Emmanuel Macron et Jean-Michel Blanquer, triste sire de l’Éducation nationale désavoué par une très large partie corps enseignant, promettaient une révolution par le dédoublement des classes en Éducation prioritaire. Mesure-phare du candidat disruptif, elle est la caution « de gauche » du quinquennat qui va bientôt s’achever. La macronie la porte comme un totem. Cette mesure aurait dû, selon eux, réduire l’écart de niveau entre les élèves d’éducation prioritaire et les autres.

En mars 2021, la DEPP (division des études du ministère) a publié les résultats des évaluations de mi-CP. Conclusion : « L’écart entre les écoliers de l’éducation prioritaire et les autres augmente.
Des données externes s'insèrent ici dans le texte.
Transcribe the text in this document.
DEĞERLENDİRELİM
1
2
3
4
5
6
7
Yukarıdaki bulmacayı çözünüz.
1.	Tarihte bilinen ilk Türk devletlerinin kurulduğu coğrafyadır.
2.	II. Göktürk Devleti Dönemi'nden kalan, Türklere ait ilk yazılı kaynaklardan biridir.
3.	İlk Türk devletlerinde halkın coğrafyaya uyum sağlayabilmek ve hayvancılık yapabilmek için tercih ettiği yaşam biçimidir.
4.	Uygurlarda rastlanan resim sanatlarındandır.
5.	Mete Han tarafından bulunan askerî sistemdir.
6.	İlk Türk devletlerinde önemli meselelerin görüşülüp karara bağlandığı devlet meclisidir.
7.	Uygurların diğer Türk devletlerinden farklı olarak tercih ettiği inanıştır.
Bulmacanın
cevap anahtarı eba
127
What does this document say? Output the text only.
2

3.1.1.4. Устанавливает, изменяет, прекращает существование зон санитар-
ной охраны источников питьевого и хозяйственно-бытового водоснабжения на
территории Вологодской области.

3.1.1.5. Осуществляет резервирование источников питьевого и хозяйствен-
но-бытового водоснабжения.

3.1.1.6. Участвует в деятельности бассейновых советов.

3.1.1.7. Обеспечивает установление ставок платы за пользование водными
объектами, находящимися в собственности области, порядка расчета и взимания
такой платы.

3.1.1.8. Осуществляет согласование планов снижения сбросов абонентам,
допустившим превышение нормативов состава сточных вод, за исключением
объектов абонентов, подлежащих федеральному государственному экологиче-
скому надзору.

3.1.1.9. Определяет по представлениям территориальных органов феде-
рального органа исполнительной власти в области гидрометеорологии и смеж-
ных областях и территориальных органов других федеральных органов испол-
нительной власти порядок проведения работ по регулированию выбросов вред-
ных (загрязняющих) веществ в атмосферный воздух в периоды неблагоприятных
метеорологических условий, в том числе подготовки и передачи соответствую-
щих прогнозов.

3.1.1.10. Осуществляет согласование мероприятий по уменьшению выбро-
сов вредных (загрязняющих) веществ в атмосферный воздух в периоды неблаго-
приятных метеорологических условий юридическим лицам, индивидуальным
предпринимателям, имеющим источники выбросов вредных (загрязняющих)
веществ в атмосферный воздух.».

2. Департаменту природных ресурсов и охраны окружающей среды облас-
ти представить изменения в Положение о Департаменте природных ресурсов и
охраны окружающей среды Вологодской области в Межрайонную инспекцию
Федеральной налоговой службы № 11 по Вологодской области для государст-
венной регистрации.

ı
Ainsi en compréhension à l’oral, 14% des écoliers hors REP ont des difficultés mais 38% en REP+ ». Ainsi, « La ‘priorité au primaire’ se concentre depuis quatre ans sur les seuls dédoublements de classes en éducation prioritaire ». 

Début janvier 2022, une tribune publiée dans le JDD n’avait pas manqué de faire réagir. Cette dernière était signée par plus 2 700 acteurs de l’éducation et des médecins. Elle était une réponse à une autre tribune, dithyrambique pour Jean-Michel Blanquer celle-ci, publiée dans le même journal, soi-disant signée par des « acteurs de l’éducation ». Une tribune à la légitimité très contestable. Ainsi, la tribune des 2 700 dénonçait ni plus ni moins que « la politique d’Emmanuel Macron et de Jean-Michel Blanquer à l’école ». Ils dénoncent entre autres la réforme du bac : la « part importante de contrôle continu dessine les contours d’un bac local, moins égalitaire ».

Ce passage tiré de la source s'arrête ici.